The day of the Christmas concert, we loaded up in vans and busses and journeyed to the site of the event: the Kingdome. I told you it was big. The stadium was filled up. All the Washington state choirs were seated in a vast array in the center. When we started singing, we made the whole place vibrate.

Unfortunately, I wasn’t feeling my best. In the hours we were there, I started feeling a little woozy. Then I was trembling. Then I had a cold sweat. Was I nervous? Not really. It’s not as if I had a solo, I was one among many hundreds.

Then it was time for my church group to sing their special song. We stood up, and we started singing the song we’d practiced so hard: “O Come O Come Emmanuel and ransom captive Israel That mourns in lonely exile here,
Until the Son of God appear.” Maybe you know it; I still remember the lyrics because damn, we repeatedly sang that thing so many times before the concert. I stood with my church group, raising my voice before the entire Kingdome audience with cameras aimed at us to record the event.
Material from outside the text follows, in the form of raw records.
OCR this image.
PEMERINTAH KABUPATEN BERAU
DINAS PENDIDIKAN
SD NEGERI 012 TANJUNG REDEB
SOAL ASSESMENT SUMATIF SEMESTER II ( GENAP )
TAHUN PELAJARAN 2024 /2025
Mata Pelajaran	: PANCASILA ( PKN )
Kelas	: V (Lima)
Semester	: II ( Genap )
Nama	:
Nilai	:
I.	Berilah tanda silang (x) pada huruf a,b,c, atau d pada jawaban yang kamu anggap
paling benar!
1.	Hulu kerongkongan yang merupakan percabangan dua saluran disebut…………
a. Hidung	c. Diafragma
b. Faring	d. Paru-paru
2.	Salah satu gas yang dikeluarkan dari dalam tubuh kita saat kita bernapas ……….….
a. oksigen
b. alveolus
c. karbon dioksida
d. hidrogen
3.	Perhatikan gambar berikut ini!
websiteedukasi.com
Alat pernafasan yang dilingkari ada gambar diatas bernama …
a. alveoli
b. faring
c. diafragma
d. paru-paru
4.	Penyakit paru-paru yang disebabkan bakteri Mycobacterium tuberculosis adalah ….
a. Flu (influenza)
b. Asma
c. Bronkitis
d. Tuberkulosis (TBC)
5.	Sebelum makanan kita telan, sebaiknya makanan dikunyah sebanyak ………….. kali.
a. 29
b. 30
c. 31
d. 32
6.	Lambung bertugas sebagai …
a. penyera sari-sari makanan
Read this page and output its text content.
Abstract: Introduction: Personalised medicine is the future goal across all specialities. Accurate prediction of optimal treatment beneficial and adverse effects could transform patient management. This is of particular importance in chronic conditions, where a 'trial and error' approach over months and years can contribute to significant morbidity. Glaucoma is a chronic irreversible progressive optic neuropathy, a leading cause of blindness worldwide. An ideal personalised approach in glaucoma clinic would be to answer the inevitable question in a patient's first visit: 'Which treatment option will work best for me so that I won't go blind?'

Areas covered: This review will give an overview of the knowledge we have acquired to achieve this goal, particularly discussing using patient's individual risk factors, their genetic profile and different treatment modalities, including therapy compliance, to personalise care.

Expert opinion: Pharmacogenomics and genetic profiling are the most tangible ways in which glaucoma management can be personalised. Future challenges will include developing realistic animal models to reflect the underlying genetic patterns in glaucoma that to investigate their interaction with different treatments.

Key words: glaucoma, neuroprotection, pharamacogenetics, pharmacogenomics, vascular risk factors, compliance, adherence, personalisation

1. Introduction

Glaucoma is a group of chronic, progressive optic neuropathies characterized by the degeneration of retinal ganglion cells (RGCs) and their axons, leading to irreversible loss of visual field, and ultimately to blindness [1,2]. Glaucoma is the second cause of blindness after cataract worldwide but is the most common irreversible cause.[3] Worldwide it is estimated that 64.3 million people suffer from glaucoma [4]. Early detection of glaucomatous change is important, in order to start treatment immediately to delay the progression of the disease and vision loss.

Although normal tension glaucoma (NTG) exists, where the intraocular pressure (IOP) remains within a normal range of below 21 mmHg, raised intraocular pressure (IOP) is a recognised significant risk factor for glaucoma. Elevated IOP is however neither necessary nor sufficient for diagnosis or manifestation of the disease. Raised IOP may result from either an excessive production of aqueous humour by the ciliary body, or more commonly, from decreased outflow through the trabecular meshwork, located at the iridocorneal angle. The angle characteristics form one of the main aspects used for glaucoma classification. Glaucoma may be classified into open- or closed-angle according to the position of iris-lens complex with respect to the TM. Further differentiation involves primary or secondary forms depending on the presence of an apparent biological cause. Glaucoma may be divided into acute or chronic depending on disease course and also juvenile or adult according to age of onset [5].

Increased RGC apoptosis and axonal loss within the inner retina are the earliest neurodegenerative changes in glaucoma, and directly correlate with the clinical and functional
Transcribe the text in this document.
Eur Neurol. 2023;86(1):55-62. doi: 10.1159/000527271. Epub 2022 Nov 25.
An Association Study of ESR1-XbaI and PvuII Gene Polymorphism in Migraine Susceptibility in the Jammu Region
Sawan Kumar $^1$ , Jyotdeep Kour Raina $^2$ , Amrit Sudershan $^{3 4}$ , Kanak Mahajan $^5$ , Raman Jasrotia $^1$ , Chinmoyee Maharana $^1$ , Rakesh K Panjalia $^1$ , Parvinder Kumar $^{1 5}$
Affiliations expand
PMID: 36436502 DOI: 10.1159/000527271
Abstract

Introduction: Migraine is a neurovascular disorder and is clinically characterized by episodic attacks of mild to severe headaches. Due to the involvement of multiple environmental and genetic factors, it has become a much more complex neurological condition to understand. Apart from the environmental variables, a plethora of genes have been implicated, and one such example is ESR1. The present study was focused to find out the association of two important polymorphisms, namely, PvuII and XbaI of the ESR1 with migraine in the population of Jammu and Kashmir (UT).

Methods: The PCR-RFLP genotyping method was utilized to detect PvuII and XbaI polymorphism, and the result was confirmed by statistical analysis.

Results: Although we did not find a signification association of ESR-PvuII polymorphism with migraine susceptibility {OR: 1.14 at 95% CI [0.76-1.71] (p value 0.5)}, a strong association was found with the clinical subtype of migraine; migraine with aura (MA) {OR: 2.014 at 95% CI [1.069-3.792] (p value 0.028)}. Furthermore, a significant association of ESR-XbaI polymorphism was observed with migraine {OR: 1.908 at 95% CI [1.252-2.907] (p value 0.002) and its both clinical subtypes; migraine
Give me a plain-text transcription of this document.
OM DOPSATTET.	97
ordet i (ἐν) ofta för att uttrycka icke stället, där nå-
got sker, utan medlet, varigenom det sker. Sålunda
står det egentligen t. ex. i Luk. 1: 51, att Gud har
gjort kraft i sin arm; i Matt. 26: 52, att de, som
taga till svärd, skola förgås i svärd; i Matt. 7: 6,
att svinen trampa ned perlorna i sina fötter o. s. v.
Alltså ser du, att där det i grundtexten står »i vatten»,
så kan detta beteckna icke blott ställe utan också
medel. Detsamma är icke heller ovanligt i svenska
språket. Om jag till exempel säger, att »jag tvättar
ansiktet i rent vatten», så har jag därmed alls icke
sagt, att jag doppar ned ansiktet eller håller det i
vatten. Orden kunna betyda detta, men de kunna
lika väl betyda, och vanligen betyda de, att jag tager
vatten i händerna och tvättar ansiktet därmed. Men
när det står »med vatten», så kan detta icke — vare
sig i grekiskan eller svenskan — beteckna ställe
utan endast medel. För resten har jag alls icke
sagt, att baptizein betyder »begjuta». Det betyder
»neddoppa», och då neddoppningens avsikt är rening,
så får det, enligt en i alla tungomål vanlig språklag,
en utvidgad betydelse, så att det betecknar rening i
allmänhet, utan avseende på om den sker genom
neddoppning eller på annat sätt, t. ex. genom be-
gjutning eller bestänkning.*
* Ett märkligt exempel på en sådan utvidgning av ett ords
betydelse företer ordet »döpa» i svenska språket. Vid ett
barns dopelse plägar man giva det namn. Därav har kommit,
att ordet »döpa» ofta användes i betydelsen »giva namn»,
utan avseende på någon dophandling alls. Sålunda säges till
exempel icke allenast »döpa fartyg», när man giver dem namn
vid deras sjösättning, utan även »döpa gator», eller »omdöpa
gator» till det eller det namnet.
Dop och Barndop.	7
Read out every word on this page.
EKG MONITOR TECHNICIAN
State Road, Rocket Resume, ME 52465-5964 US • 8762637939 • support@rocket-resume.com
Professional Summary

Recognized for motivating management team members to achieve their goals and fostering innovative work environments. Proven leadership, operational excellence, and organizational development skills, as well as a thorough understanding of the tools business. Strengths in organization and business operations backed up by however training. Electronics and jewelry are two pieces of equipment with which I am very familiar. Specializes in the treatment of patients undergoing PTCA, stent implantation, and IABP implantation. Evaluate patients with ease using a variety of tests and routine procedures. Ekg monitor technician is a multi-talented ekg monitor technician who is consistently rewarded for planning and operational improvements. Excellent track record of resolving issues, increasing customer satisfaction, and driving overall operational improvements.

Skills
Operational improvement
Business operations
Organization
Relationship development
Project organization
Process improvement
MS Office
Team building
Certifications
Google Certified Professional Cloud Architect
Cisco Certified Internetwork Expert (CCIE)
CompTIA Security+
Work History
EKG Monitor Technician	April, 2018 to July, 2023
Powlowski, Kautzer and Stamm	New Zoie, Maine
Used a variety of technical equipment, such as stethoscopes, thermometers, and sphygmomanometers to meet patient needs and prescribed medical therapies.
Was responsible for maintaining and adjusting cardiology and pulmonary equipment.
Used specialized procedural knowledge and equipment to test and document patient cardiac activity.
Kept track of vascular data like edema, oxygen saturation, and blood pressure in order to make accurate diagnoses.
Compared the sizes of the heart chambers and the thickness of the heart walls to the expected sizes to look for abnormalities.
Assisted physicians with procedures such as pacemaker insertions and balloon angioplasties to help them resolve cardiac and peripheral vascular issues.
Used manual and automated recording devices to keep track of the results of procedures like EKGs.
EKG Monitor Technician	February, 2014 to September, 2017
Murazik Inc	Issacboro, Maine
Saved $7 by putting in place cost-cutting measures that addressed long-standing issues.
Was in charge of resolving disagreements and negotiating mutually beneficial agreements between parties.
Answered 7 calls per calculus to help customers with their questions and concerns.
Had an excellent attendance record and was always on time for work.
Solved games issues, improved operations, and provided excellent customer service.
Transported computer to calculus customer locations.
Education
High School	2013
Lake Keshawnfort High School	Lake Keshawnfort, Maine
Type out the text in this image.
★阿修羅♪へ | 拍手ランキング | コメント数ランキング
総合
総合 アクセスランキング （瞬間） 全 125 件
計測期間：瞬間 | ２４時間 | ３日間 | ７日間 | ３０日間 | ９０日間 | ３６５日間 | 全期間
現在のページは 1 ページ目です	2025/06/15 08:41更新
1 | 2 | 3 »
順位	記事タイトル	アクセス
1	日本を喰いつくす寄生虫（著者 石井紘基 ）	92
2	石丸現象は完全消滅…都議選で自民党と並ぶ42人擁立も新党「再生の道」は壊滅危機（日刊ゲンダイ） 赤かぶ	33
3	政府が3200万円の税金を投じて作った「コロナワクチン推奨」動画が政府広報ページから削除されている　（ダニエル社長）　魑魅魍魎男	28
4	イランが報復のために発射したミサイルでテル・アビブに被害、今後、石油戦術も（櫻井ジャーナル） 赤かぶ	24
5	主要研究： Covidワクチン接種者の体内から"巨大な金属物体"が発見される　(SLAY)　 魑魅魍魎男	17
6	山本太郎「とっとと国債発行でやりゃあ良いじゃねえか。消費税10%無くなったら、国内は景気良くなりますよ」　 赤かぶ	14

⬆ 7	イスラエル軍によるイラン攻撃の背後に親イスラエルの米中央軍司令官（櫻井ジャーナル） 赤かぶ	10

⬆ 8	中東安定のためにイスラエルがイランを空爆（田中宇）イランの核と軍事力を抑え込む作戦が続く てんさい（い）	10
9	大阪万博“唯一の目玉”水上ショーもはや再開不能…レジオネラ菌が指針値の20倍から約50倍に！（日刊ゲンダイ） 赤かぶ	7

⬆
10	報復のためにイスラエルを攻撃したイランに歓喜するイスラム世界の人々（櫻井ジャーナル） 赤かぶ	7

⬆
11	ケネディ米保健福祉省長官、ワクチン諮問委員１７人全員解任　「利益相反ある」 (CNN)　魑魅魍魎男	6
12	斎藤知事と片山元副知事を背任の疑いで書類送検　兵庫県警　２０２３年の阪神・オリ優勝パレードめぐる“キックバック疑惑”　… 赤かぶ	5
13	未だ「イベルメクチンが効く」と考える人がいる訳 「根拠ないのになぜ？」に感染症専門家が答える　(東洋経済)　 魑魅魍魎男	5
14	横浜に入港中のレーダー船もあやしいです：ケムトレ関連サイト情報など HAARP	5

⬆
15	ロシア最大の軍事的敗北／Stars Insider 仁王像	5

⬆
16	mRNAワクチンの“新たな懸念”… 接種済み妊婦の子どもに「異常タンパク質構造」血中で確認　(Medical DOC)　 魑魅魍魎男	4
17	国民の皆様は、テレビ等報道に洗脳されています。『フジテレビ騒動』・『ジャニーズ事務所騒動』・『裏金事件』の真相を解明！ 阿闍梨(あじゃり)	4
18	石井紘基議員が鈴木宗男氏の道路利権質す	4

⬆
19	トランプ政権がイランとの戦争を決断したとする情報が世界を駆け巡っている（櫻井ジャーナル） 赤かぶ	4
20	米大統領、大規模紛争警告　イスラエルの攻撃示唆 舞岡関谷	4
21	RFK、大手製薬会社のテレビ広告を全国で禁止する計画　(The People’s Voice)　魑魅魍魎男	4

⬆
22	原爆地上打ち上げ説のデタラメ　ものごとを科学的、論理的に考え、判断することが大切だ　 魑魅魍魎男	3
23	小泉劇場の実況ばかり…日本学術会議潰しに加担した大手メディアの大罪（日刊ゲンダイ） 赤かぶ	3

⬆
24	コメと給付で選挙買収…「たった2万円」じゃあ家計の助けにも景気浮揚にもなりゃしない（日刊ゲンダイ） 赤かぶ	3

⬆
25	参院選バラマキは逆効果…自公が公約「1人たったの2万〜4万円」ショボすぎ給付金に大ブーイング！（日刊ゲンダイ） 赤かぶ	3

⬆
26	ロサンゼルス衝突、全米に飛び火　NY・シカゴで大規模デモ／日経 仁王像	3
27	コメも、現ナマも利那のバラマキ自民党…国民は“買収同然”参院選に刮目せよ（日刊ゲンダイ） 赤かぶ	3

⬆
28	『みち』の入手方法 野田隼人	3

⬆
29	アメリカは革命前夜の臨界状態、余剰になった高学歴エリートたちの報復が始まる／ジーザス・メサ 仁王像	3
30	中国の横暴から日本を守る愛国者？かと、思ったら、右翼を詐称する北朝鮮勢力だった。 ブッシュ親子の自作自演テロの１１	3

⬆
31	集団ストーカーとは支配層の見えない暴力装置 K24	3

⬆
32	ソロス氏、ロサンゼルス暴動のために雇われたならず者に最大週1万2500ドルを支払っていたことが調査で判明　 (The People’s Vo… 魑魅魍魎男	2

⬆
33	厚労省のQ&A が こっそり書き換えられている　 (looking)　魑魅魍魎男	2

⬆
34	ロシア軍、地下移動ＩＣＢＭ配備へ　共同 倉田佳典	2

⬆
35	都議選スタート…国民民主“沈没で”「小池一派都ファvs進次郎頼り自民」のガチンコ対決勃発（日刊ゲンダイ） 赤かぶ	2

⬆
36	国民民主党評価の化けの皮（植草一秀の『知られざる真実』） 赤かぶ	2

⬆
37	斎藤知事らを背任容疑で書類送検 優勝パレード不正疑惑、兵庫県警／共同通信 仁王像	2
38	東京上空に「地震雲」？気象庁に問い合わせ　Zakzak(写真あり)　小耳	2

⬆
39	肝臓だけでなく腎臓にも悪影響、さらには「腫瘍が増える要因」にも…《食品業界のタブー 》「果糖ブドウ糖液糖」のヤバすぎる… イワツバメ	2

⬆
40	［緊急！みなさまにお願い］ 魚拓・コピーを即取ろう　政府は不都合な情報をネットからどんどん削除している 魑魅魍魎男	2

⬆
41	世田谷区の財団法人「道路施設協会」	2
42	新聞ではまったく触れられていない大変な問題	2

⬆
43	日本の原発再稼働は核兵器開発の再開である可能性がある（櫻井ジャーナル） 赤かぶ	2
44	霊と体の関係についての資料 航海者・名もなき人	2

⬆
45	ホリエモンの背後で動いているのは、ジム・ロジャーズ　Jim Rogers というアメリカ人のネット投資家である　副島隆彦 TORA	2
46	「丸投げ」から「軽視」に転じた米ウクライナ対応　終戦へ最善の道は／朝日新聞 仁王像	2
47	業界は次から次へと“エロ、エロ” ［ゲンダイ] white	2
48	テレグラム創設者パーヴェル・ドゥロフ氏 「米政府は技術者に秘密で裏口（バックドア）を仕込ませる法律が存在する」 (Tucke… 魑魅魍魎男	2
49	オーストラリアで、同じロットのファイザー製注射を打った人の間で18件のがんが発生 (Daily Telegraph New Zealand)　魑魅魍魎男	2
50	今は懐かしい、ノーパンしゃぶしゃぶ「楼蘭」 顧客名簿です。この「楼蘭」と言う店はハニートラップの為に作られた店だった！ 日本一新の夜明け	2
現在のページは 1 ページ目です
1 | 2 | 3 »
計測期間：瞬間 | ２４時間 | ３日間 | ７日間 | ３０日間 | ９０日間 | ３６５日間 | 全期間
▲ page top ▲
“O COME O COME…” I sang, wobbling and sweating, and then, suddenly, I felt Satan rising up in my body, like a greasy bubble of demonic filth, then “EMMANUE…” and it hit me, unexpectedly and irresistible, and I started vomiting. Projectile vomiting. A horrific geyser of godliness was instantly purged from my body in an terrible public display.

I did immediately feel better, with one regret: the girl in the row in front of me had a lovely cashmere sweater folded over the back of her chair, and I destroyed it. Sorry.

Our choir director, Mrs Whalen, was incredibly nice and gracious, given that all anyone was going to remember of our hard work and our performance was the kid in the middle who grossed out the entire Kingdome with his horrifying expulsion of bodily fluids. She was one of my favorite people, and she treated my ghastly spectacle with nothing but kindness. I continued on with the choir for maybe a year afterwards, before my inability to reconcile my complete lack of faith and aggressive skepticism with the whole goofy church scene drove me away.

That memory still comes back occasionally these many years later, usually around the holiday season, and I can never hear that hymn without being triggered. I also don’t sing anymore.

So what psychic scars do you all still carry?